Accordingly, Plaintiff's Motion to Dismiss (Dkt. 43) is GRANTED. This case is DISMISSED without prejudice, on condition that Plaintiff reimburse costs Defendants have incurred which are determined to have been wasted. Jurisdiction is reserved to determine such costs on proper application and in accordance with Local Rule 4.18. All pending motions are DENIED as moot. The Clerk is directed to CLOSE the file.

DONE AND ORDERED.

FootNotes


1. In their motion for partial summary judgment (Dkt. 26), Defendants seek only to limit damages (Dkt. 46, p. 4-5) ("If the NFLAA's motion for partial summary judgment is granted, it will reduce Christy's damages to a few thousand dollars."). And the motion was filed with leave of court to address a discrete contractual provision, without prejudice to the filing of a future motion for summary judgment by the February 24, 2017 deadline set in the Case Management and Scheduling Order.
2. Defendants' reliance on McBride v. JLG Indus., Inc., 189 F.App'x 876 (11th Cir. 2006) is misplaced.
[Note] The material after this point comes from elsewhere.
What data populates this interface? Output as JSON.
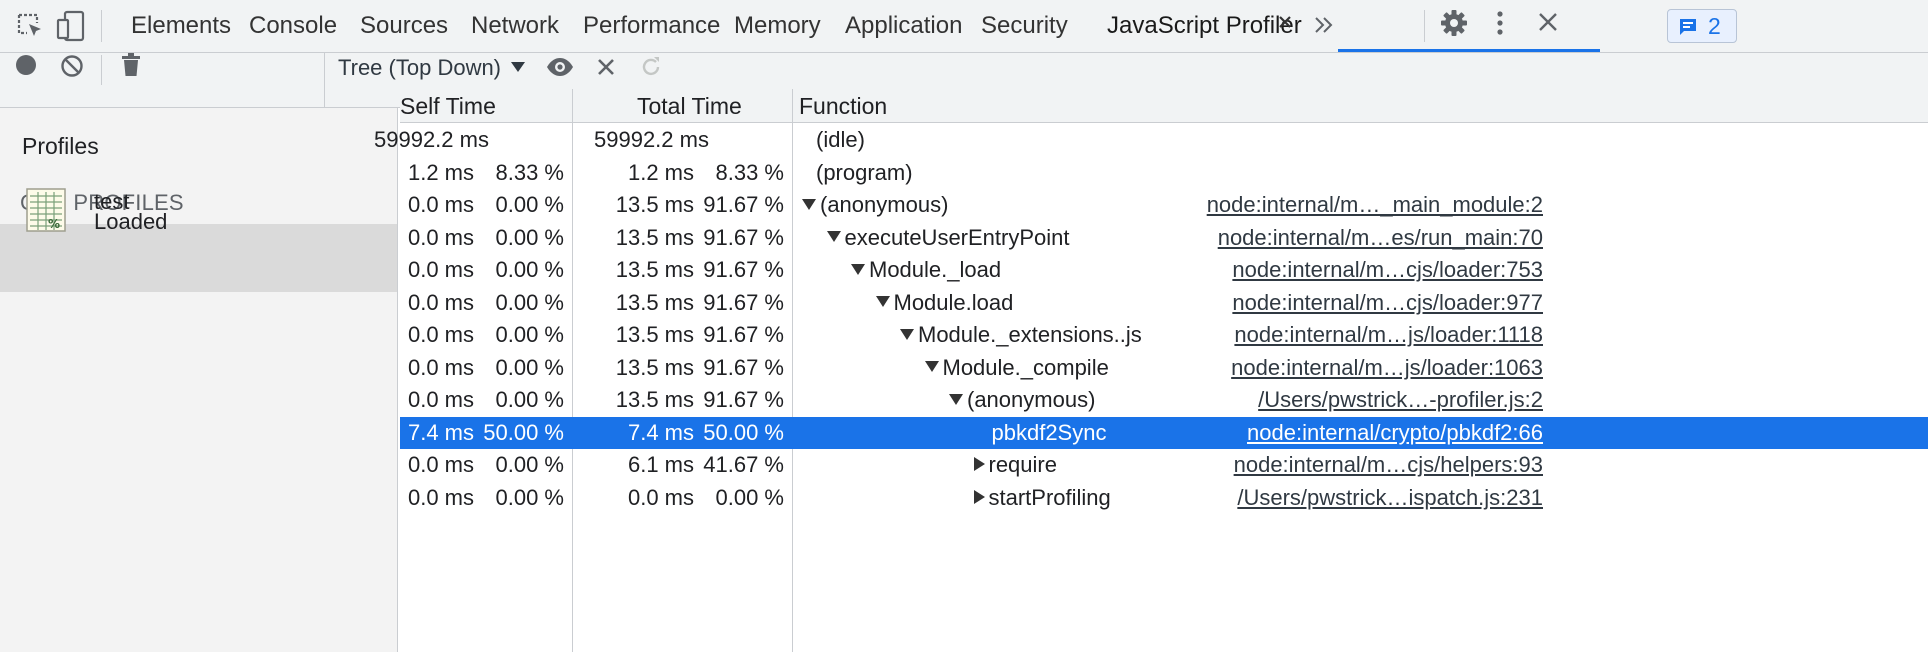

Unlike here, the plaintiff in McBride conceded that "he could not survive Defendant's motion for summary judgment." Id. at 877. And the district court found that his motion to dismiss was "solely motivated to avoid an expected adverse ruling on Defendants' summary judgment motions," an entirely different circumstance than what is presented here. Id. at 878.
3. In the related state court action, Christy and his partner, David Constable, were sued by Bouldin for fraud in the inducement, breach of contract and unjust enrichment arising from the same Consulting Agreement at issue in this case. Christy and Constable filed a counterclaim against Bouldin, asserting claims for breach of the Consulting Agreements and a permanent injunction. On October 4, 2016, Plaintiff received documents responsive to discovery requests which included text messages between Pisarcik and Davis which Plaintiff contends support allegations of a conspiracy. (See Dkts. 49-1, 49-2). To that end, he filed a motion to amend his state court counterclaim to add a conspiracy claim.